Eu não sei até que ponto Sense8 é uma série que você vê pensando, é algo que você entende porque você sente. A ficção é cheia desses momentos, elas são o "coração" da história, fazem você chorar e se importar com trama. Só que elas estão ali, sempre carregando a trama. A milésima mãe do milésimo personagem homem não foi assassinada para fazer a gente sentir e discutir o que significa a morte de uma mãe, a morte tá ali pra justificar a história do homem - só que nós simpatizamos/ficamos triste/achamos foda, porque nós sentimos isso.

Sense8 inverte a balança. Ela cria as experiências pra você sentir, acima de ter um significado maior ou estar ali só pra empurrar a trama, o que é basicamente o que acontece na nossa vida.

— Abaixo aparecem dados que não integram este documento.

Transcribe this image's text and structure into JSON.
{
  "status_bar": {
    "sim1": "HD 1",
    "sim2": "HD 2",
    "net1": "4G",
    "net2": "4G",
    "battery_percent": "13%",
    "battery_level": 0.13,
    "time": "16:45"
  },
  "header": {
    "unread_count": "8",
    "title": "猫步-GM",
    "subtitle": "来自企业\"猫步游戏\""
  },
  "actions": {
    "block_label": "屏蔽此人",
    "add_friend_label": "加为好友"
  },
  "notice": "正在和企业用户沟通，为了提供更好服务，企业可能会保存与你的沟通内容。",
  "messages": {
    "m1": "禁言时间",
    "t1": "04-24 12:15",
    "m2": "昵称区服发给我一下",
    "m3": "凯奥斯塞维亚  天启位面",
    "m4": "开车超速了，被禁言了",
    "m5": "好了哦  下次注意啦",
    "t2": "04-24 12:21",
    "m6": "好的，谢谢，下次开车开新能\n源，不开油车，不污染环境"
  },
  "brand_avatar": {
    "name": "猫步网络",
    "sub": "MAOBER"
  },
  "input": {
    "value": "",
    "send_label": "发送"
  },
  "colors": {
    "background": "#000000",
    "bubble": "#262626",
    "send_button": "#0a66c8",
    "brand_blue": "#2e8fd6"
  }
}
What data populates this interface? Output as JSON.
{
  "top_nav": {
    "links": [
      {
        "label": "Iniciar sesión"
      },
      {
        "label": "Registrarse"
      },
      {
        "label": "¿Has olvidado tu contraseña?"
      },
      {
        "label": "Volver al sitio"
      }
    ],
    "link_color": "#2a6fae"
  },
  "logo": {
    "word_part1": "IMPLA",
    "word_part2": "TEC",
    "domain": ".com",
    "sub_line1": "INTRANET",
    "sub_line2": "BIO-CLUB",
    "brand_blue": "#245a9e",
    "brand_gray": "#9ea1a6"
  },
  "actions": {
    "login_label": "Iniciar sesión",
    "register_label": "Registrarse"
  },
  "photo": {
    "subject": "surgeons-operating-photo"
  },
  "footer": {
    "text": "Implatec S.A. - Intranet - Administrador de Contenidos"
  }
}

O que é a gente colocando uma música no meio da madrugada e cantando e dançando sozinho? Pra que isso? Qual é o objetivo? Qual é o propósito? 

Pra que a gente deita no chão sob o sol e vê as nuvens passarem no céu, ou as estrelas durante a noite?

Pra que a gente entra num carro e dá a volta com os amigos ou vai parar num fast food 24 horas só pra comer um hambúrguer? Obviamente, é pra comer o tal hambúrguer, mas todos os momentinhos ali entre sair de casa e voltar, todos eles contam.

Pra que? Sei lá. Pra existir. Pra viver. Pra experimentar. Pra sentir a sensação da chuva no corpo ou enfiar o dedo numa geleca estranha ou comer um troço diferente pela primeira vez.

Existem aqueles momentos que a gente olha em volta e qual o objetivo? Sei lá. Não sei. Não faço ideia. Mas a gente tá vivo, a gente tá existindo, está ali naquele momento e... é bom?

É como está diz o trecho icônico de As Vantagens de Ser Invisível, "e nesse momento, eu juro, nós somos infinitos."



E qual forma melhor do que a música para representar isso?

A parte de What's Up, quando acontece pela primeira vez, é uma cena um pouco inesperada. Ela é também curiosa. A música toca de um lado, aos poucos vai ecoando lá longe, onde estão os outros, cada um pouco a pouco vai se rendendo à letra, até que no fim está todo mundo cantando junto. E "todo mundo" eu quero dizer: nós também.

É incrível porque não são só esses personagens fictícios em uma série se deixando levar pela música que toca no fundo da cabeça deles. Somos nós, pessoais reais, cantando junto. E quantas pessoas reais não estão assistindo essa mesma série ao mesmo tempo? Quantas não cantaram essa música juntas, mas separadas, conectadas através da ficção?

"Eu também sou nós"

Eu estou escrevendo esse texto porque esses dias apareceu no facebook o vídeo da cena. Eu já ouvi essa música inúmeras vezes nesse dois (2!!) anos desde que a série saiu. É a música que eu coloco no pen drive pra ouvir no carro, porque é certo que todo mundo vai cantar. É a música que, por causa disso, começou inúmeras viagens minhas. É a música que me faz lembrar da CCXP com o stand da Netflix tocando ao fundo sem parar. É uma música que eu já to bem cansada, pra dizer verdade. Recentemente também assisti o episódio especial de Natal de Sense8 e eu não tenho mais conseguido apagar alguns problemas que a série tem. Acho que podemos dizer que eu estou decepcionada. Mas então o vídeo estava ali, a um clique de distância, e eu apertei play.

Começou embalada pelo "aaaaah não, essa música outra vez, não" do desgaste mental. Não chegou nem no primeiro refrão e o meu irmão estava cantando, e então eu estava cantando, e a gente estava rindo e brincando com as diferentes vozes dos sensates cantando em conjunto na versão da série e, assim como acontece no episódio, no final já era mais pra aquela melodia de liberdade e HEEEEEEEY HEEEEEY WHAT'S GOOING ON

E naquele momento, de fato, nós éramos infinito outra vez.